Method steps may be performed by one or more programmable processors executing a computer program or computer program portions to perform functions by operating on input data and generating output. Method steps also may be performed by, and an apparatus may be implemented as, special purpose logic circuitry, e.g., an FPGA (field programmable gate array) or an ASIC (application-specific integrated circuit).
Processors suitable for the execution of a computer program include, by way of example, both general and special purpose microprocessors, and any one or more processors of any kind of digital computer, chip or chipset. Generally, a processor will receive instructions and data from a read-only memory or a random access memory or both. Elements of a computer may include at least one processor for executing instructions and one or more memory devices for storing instructions and data. Generally, a computer also may include, or be operatively coupled to receive data from or transfer data to, or both, one or more mass storage devices for storing data, e.g., magnetic, magneto-optical disks, or optical disks. Information carriers suitable for embodying computer program instructions and data include all forms of non-volatile memory, including by way of example semiconductor memory devices, e.g., EPROM, EEPROM, and flash memory devices; magnetic disks, e.g., internal hard disks or removable disks; magneto-optical disks; and CD-ROM and DVD-ROM disks. The processor and the memory may be supplemented by, or incorporated in, special purpose logic circuitry.

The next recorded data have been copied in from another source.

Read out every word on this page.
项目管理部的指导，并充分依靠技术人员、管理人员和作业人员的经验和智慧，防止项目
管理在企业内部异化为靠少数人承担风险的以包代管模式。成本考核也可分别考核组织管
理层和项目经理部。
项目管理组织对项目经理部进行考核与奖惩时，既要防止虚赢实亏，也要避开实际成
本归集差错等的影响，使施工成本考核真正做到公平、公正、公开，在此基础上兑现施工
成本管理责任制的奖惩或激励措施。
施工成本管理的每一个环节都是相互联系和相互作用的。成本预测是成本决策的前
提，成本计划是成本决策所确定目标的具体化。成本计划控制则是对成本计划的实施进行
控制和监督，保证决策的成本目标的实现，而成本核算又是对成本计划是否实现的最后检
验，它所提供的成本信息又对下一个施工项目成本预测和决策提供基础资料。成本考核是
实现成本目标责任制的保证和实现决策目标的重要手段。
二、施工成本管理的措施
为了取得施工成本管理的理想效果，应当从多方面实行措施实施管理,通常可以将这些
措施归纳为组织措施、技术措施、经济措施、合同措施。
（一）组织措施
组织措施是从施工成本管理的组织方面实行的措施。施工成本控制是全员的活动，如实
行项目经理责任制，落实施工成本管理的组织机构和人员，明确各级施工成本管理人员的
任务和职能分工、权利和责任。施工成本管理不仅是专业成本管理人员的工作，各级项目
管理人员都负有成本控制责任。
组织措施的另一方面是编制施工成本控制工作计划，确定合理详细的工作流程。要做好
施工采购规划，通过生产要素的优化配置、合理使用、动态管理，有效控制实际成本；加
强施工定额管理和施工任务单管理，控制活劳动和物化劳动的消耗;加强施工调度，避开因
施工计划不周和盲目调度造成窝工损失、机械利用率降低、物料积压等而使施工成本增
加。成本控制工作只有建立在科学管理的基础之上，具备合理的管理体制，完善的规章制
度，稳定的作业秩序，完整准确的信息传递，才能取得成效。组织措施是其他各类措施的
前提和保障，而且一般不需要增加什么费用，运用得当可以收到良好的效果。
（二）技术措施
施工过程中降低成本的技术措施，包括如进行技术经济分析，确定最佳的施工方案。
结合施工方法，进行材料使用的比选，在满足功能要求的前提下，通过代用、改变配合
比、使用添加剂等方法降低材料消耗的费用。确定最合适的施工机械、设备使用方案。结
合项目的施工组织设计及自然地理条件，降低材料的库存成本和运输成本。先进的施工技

To provide for interaction with a user, embodiments may be implemented on a computer having a display device, e.g., a cathode ray tube (CRT) or liquid crystal display (LCD) monitor, for displaying information to the user and a user interface, such as a keyboard and a pointing device, e.g., a mouse or a trackball, by which the user can provide input to the computer. Other kinds of devices can be used to provide for interaction with a user as well; for example, feedback provided to the user can be any form of sensory feedback, e.g., visual feedback, auditory feedback, or tactile feedback; and input from the user can be received in any form, including acoustic, speech, or tactile input.
Embodiments may be implemented in a computing system that includes a back-end component, e.g., as a data server, or that includes a middleware component, e.g., an application server, or that includes a front-end component, e.g., a client computer having a graphical user interface or a Web browser through which a user can interact with an embodiment, or any combination of such back-end, middleware, or front-end components. Components may be interconnected by any form or medium of digital data communication, e.g., a communication network. Examples of communication networks include a local area network (LAN) and a wide area network (WAN), e.g., the Internet.
While certain features of the described embodiments have been illustrated as described herein, many modifications, substitutions, changes and equivalents will now occur to those skilled in the art. It is, therefore, to be understood that the appended claims are intended to cover all such modifications and changes as fall within the true spirit of the various embodiments.